The SSL library is nobody's core business, yet every business depends on it. Most libraries are just infrastructure, way down, that we build stuff on. Core business has a specific meaning:
> the business activity that is main source of a company's profits and success
Maintaining libraries is not the core business of those that use those libraries, most of the time. That's why people use libraries.
This is it an either/or: you can find the problem libraries and submit the work back upstream so you don’t have to maintain it. Then, for the upstream that don’t cooperate, fork temporarily until you find an alternative.
To their point, all of this is not trivial. You could just compile as x86 and be done with in in 5 minutes, assuming the performance hit is acceptable.

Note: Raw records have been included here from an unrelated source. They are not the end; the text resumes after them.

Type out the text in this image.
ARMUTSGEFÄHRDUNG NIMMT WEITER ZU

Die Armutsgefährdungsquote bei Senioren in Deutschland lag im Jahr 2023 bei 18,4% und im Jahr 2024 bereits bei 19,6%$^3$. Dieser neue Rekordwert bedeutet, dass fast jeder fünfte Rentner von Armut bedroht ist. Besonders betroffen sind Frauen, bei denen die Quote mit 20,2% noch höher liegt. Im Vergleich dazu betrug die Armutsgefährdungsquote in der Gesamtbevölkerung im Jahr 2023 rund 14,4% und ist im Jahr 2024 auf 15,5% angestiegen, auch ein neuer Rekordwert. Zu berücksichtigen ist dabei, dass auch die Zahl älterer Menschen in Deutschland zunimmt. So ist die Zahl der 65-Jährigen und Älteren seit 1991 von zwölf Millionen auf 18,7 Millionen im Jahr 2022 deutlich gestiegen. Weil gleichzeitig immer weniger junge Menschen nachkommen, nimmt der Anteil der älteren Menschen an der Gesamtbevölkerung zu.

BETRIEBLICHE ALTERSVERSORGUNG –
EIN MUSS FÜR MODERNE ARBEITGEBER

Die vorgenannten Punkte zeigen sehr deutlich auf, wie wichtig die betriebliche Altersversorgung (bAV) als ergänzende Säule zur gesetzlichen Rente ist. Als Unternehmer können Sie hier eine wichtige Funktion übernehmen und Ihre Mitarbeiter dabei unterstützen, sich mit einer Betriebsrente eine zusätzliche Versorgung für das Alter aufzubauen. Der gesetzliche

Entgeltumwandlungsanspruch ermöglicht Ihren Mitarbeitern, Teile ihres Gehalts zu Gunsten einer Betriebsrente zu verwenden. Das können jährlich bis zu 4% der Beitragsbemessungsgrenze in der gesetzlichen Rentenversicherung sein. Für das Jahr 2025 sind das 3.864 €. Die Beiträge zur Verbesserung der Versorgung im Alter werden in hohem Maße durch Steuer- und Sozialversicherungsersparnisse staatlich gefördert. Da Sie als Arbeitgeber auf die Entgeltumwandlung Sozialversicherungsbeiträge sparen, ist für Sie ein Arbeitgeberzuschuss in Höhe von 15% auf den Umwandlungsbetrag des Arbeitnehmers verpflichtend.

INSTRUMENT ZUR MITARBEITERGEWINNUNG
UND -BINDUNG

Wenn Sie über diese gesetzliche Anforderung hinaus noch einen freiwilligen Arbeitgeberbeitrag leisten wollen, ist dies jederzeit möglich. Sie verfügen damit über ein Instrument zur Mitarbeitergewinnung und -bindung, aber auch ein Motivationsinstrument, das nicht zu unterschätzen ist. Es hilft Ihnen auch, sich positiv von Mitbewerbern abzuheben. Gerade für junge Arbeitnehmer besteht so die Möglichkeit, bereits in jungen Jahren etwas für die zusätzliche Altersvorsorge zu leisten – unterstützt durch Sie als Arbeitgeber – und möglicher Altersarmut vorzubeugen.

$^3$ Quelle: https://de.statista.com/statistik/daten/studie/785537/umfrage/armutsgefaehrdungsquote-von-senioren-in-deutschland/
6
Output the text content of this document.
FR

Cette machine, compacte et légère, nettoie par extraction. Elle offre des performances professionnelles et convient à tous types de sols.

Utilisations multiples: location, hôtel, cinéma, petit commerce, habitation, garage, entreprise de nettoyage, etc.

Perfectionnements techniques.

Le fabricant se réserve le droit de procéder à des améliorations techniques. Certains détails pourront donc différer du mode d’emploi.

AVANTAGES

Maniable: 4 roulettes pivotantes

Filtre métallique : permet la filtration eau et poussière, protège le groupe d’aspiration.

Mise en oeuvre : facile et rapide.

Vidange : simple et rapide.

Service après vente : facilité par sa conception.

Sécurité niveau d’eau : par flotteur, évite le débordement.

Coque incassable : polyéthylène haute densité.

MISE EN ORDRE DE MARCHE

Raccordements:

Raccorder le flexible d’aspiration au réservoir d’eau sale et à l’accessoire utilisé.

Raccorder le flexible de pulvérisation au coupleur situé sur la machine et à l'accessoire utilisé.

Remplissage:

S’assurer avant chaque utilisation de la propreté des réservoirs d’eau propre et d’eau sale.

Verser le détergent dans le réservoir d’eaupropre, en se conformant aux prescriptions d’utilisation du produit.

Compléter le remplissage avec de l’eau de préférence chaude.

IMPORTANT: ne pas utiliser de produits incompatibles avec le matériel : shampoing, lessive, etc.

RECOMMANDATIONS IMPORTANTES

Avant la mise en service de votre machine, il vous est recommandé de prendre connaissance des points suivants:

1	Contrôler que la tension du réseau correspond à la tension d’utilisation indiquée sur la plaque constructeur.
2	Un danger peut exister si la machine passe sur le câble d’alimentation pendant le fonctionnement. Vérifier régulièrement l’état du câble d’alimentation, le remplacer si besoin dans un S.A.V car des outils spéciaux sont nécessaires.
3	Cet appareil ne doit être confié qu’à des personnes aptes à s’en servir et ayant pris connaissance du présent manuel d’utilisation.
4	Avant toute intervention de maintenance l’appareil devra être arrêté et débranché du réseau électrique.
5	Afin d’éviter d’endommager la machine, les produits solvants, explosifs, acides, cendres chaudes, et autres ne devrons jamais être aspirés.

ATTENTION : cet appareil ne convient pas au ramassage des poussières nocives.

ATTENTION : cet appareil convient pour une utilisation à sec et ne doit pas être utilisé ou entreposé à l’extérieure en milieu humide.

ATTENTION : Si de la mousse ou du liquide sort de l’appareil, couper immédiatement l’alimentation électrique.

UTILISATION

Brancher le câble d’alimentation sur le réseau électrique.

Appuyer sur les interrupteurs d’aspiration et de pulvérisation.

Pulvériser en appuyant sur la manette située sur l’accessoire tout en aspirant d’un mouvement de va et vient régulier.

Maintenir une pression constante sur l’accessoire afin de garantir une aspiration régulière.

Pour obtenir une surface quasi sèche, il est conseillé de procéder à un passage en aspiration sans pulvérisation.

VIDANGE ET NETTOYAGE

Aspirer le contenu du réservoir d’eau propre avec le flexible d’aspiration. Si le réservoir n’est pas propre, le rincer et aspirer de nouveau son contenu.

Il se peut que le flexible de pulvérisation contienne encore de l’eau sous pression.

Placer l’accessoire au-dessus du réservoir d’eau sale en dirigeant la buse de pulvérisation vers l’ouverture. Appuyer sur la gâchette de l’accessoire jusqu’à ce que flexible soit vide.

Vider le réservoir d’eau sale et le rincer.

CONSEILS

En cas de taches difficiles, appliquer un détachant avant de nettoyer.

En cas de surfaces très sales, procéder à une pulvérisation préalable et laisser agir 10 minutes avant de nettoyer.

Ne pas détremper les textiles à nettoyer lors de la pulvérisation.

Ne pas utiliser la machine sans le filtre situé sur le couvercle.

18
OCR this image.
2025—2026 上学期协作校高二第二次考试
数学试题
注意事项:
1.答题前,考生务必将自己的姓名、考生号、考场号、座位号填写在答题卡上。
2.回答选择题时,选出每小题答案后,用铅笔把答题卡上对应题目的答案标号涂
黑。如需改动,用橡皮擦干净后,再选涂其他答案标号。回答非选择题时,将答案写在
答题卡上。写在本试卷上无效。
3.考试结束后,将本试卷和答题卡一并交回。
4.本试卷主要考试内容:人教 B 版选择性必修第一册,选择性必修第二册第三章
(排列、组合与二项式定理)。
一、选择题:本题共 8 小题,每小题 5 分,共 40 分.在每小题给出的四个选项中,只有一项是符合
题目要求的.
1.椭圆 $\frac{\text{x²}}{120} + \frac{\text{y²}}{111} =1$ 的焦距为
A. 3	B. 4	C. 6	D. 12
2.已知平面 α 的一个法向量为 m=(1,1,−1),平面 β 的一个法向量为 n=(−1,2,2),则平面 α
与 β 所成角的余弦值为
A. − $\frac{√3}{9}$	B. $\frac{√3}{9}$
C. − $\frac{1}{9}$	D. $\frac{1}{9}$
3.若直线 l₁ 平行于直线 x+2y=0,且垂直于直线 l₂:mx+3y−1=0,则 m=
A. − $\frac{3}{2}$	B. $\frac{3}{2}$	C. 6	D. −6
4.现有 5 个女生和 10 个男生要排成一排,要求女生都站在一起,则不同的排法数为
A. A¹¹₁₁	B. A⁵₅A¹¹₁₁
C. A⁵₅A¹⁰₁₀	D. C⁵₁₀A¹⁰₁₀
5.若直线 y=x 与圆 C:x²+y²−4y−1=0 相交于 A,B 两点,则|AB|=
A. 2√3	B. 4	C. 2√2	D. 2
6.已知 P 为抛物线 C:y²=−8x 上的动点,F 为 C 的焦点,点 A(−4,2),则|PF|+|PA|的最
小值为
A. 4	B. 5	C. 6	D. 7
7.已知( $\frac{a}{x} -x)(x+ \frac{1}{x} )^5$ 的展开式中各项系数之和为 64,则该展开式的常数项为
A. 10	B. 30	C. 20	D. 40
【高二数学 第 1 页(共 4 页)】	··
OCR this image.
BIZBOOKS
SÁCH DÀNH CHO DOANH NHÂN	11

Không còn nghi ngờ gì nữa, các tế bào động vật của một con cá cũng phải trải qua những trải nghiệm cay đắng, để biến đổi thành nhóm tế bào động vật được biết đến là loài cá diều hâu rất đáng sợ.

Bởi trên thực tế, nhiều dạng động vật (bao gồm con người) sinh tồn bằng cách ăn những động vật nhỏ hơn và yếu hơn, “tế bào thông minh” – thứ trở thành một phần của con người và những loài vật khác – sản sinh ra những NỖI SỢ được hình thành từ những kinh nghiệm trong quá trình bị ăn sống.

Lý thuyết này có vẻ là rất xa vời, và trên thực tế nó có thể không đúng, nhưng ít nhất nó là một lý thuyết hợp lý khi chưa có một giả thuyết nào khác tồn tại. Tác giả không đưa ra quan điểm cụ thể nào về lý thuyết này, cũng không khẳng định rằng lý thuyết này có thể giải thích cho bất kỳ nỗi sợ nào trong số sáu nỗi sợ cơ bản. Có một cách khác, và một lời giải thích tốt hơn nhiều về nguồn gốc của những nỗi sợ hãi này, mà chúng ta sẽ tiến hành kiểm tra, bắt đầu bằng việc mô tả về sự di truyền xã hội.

> long-term maintenance cost if upstream accepts the patch
When they said "maintain", I read it as short term, doing this if and when for all libraries down the dependency chain. Or, compile as x86, and wait until external resources push for the support.
This seems to be an artifact of using Qt Creator. Generally speaking it is just a matter of running the same compilation steps with different targets (so long as you don't have arch-specific stuff in there like reliance on aliasing behavior or specialized simd, of course). Qt uses just about the most complicated build process I've seen outside of Xcode/objective-c++.
I'm curious to compare what the GTK build process looks like as a universal binary; I think RawTherapee has done it.